I woke up this morning and I found an activity for kids. I pulled up your name, I pasted the link and typed a message, and before I hit send… I remembered. I have done that a few times these past few days. Everytime I’ve been upset, or saw something our babies would like, I wanted to call. I wanted to text. I wanted to come over so we could plan it like we did, literally, almost every single day. We bonded over the babies, but also, we bonded over almost everything. You cared for me so much, and I you. The last day I was able to hang out with you I had came back to your house after the dentist. I remember it so clearly. I chewed your behind because you thought you had to go to a laundromat instead of use my washer and I told you you better come use my washer next time or I would kick your butt. We laughed and I brought halloween cupcakes for us and the kids to the house. Then you chewed my butt because despite half of my face being numb I wanted a cupcake and by golly, I was going to have one. I started tearing it off piece by peice and shoving it in my mouth on the non numb side and you just scolded me because you swore I would chew my toungue off.
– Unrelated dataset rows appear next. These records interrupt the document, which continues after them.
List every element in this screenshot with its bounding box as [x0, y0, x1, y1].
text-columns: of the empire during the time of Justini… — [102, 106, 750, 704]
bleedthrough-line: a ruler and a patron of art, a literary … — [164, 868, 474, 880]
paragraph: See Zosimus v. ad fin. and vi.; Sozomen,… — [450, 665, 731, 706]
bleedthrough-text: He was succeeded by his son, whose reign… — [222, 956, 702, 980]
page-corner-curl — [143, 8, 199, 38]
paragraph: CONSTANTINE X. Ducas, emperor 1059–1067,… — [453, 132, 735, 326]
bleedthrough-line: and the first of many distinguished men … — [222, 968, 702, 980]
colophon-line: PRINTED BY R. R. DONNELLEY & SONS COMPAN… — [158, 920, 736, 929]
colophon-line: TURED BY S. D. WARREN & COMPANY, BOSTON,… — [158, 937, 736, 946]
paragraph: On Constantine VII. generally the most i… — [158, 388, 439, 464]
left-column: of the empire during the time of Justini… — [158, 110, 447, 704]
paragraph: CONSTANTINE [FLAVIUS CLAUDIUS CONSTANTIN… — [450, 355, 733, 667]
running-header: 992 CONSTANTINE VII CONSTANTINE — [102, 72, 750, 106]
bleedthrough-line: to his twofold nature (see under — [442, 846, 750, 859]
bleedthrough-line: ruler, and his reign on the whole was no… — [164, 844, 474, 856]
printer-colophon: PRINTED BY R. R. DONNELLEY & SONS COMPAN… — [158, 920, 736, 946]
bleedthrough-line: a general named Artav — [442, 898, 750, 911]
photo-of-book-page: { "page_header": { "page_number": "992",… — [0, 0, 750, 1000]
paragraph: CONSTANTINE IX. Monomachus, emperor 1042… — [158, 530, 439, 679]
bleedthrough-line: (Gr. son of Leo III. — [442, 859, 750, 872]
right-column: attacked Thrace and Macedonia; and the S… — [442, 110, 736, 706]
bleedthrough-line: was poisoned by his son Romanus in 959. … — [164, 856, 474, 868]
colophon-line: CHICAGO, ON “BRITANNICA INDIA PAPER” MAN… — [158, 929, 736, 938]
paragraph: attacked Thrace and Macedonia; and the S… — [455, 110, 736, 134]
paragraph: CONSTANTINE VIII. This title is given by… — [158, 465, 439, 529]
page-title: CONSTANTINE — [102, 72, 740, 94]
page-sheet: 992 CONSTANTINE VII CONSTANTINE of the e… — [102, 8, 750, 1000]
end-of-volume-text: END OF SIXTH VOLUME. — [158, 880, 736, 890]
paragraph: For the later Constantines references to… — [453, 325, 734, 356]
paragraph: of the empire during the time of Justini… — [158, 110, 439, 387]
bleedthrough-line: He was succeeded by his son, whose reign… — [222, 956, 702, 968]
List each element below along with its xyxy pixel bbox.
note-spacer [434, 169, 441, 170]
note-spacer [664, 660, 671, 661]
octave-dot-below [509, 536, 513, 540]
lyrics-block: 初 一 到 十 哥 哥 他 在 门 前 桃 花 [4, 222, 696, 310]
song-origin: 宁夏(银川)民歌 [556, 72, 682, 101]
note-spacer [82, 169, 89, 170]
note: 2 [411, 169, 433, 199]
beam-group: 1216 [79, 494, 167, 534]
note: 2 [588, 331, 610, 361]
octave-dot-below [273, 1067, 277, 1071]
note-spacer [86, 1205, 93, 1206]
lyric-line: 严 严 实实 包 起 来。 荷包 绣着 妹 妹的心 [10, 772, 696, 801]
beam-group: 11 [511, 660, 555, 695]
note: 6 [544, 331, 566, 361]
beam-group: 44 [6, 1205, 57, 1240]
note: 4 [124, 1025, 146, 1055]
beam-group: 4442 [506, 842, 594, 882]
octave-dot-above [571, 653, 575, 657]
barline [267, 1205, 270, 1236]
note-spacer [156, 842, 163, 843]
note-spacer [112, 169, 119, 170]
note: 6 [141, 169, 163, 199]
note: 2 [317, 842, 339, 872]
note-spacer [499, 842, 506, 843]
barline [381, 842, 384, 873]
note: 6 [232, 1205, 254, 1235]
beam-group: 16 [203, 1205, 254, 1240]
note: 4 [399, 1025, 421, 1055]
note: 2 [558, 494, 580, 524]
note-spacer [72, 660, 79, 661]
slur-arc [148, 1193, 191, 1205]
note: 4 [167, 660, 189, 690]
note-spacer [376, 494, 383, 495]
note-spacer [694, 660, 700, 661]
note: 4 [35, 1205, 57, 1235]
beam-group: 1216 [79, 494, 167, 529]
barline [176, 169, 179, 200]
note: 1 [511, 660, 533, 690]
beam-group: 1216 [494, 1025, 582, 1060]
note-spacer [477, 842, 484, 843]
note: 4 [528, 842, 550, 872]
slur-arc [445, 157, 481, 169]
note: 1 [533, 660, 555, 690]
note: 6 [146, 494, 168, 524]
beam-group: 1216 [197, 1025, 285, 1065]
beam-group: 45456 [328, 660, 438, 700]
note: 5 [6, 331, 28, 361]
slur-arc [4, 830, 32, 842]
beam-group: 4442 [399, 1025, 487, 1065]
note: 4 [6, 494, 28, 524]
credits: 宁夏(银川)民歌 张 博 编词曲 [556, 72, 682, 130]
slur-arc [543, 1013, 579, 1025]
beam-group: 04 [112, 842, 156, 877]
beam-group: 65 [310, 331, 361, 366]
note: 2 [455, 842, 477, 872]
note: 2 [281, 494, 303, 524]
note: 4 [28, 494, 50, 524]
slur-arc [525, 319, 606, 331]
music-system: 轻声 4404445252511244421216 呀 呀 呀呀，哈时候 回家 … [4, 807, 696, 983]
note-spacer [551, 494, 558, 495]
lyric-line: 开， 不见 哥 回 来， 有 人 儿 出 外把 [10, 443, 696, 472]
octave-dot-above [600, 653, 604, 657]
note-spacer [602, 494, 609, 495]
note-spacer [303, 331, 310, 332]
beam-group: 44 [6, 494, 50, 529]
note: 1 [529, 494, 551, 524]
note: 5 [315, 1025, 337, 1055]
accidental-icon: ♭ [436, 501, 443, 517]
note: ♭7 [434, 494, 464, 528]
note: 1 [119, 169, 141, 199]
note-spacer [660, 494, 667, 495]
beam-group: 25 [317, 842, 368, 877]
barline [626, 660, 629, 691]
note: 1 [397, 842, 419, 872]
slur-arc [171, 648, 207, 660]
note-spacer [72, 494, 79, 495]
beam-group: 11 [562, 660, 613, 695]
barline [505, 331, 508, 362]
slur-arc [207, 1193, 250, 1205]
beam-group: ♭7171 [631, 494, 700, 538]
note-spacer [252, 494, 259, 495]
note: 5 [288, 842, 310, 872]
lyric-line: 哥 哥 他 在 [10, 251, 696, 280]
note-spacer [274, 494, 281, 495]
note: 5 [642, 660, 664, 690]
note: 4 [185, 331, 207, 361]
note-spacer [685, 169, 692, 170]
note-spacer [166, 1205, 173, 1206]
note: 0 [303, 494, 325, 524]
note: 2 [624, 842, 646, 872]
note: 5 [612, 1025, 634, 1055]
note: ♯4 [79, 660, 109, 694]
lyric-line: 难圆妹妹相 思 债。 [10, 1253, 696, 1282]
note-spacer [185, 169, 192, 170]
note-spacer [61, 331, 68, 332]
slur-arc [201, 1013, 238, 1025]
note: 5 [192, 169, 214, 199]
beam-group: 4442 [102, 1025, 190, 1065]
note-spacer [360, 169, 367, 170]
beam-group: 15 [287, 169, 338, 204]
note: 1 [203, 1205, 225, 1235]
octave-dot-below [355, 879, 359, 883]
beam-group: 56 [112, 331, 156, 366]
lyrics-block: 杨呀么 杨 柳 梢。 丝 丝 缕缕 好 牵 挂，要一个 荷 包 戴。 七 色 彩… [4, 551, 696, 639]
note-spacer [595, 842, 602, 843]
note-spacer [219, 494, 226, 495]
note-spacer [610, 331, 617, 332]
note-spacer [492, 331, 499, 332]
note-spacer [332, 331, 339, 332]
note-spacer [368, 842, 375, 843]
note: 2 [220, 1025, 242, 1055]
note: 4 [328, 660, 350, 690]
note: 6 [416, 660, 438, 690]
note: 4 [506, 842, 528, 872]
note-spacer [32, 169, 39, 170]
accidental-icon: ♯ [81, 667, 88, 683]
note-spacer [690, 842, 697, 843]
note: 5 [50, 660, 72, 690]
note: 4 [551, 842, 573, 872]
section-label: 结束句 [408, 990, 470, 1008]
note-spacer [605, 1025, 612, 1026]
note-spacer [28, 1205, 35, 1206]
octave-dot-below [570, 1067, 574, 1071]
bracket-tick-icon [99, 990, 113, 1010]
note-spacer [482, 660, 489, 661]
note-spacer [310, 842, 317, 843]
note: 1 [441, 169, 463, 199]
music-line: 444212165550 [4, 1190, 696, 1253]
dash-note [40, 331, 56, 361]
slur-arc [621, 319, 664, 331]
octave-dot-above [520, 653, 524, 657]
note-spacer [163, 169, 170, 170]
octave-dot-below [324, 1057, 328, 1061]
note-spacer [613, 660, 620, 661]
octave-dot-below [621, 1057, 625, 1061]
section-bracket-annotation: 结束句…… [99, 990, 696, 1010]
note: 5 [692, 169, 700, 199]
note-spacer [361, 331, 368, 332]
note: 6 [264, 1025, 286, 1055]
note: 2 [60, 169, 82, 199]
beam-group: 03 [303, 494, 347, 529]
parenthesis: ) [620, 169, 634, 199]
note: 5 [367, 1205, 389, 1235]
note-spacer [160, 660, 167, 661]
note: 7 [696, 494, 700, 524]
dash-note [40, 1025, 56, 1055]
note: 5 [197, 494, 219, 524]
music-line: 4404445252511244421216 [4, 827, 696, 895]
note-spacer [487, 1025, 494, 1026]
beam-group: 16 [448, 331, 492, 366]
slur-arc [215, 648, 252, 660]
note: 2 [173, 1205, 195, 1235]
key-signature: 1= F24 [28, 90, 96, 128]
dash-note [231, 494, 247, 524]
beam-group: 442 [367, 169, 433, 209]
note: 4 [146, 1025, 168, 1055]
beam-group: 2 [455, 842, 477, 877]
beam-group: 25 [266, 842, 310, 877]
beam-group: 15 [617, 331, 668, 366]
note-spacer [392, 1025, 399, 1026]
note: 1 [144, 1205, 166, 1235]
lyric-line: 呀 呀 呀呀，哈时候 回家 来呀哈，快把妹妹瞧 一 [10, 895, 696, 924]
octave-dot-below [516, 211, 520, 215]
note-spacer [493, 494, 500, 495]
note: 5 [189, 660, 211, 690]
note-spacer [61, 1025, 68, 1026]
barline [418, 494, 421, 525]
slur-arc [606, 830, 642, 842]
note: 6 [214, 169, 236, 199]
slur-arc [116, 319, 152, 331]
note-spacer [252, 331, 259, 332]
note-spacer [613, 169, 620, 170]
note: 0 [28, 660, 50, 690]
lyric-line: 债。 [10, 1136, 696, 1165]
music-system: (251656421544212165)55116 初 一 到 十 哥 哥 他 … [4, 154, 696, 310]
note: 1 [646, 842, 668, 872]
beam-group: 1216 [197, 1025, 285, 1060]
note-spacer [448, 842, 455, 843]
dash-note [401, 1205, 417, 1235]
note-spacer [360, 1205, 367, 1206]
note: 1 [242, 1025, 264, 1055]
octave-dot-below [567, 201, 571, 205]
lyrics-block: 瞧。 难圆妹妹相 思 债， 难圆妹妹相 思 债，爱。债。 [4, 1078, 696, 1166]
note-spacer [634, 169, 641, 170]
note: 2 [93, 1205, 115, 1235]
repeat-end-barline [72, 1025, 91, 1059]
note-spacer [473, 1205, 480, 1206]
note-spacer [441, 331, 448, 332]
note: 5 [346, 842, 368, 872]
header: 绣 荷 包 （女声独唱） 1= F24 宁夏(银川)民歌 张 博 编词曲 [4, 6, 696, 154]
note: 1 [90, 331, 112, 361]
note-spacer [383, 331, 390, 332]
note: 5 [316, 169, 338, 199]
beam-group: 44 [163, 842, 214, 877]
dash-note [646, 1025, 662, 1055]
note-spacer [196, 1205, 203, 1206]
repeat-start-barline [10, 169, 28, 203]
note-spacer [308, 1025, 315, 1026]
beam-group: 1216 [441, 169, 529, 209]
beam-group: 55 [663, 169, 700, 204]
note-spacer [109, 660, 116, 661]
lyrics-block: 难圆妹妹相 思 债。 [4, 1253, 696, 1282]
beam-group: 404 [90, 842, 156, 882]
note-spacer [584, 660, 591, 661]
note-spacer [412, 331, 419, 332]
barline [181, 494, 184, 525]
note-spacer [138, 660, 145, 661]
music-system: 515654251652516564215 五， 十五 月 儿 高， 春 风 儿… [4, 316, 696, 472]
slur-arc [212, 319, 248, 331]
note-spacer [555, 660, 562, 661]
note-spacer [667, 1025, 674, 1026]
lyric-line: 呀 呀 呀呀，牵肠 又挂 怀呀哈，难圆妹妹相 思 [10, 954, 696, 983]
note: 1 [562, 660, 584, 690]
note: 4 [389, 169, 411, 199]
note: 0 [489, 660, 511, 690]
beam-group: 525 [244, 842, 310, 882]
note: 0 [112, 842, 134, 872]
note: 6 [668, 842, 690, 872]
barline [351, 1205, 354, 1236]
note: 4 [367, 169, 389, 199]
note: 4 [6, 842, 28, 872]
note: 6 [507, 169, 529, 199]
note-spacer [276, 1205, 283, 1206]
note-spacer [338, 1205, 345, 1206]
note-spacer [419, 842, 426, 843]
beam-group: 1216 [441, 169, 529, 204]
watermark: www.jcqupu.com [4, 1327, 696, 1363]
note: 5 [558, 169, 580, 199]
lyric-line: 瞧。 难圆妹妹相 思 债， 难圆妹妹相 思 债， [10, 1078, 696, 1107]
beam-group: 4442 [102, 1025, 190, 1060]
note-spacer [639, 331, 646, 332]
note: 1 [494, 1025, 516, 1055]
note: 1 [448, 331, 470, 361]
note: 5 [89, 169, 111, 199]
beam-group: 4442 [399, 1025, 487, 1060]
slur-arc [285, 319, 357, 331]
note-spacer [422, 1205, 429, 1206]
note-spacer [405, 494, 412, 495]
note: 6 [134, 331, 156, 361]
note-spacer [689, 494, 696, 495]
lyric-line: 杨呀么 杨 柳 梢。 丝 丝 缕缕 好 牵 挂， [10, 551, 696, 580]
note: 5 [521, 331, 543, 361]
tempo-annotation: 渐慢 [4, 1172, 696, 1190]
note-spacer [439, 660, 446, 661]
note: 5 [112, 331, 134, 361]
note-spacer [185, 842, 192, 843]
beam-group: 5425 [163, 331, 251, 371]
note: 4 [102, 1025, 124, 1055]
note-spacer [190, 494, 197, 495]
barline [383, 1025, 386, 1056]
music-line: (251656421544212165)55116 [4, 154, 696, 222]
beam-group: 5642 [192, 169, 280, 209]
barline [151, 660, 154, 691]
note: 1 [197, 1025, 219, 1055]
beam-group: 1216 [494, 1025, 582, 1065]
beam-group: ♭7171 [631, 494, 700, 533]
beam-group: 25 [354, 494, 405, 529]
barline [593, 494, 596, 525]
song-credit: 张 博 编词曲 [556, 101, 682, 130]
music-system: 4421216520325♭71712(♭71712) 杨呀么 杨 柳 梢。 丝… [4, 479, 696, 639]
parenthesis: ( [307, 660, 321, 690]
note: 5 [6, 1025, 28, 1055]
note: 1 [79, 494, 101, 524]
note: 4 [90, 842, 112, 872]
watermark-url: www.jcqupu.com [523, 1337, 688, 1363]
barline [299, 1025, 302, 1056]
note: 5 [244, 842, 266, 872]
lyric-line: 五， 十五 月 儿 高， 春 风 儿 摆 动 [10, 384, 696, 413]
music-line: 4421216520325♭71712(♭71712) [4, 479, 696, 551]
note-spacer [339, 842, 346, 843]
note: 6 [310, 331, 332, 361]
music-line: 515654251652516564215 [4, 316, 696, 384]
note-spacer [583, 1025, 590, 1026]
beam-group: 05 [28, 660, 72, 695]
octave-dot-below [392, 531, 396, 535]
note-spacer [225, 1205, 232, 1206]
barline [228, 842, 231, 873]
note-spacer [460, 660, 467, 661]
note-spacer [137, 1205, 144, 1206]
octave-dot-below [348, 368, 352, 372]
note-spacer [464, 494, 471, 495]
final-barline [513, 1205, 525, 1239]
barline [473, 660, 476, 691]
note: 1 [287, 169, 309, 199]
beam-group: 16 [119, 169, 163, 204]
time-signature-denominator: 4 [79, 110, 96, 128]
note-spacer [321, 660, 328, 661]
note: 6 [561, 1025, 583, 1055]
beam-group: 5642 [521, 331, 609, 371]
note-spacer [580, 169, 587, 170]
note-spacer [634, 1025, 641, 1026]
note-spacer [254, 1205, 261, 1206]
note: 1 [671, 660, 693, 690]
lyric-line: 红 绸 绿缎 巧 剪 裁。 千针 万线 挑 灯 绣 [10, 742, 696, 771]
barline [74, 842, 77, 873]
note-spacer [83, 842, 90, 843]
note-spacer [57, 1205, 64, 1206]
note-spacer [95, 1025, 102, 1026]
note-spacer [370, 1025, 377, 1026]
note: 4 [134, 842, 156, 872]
Once I was able to finish the cupcake I looked like, in your words, “Like a freaking toddler.” And then we just laughed. We lauged and laughed and laughed. Lord we had a way of making each other laugh. I guess what I’m trying to say is… Well to be completely honest, I don’t know. There’s so much I want to say. That I still had to say. Lauren Hallert – Wheeless, thank you. Thank you for the laughs. Thank you for hugs. Thank you for your friendship. Thank you for being my sister. I don’t think I ever called you a friend once, just sister because I felt friend didn’t really justify what we had and what you meant to myself, Anthony, and Kiya. You did more for us then I ever thought someone could. We love you, so damn much sissy, and we love that sweet little boy of yours. We will continue to love him, and teach him, and spoil him, and help him, and whatever else he will ever need. Kiya will read to him again. Anthony will teach him nintendo, and I will sneak him treats before his bedtime like before because I know wherever you are, it will make you laugh, and we will share our beloved laughs again. I love you my friend, my sister. You may be departed, but you are not gone.
We are still working on getting more details about the death, as a family statement on the death is yet to be released.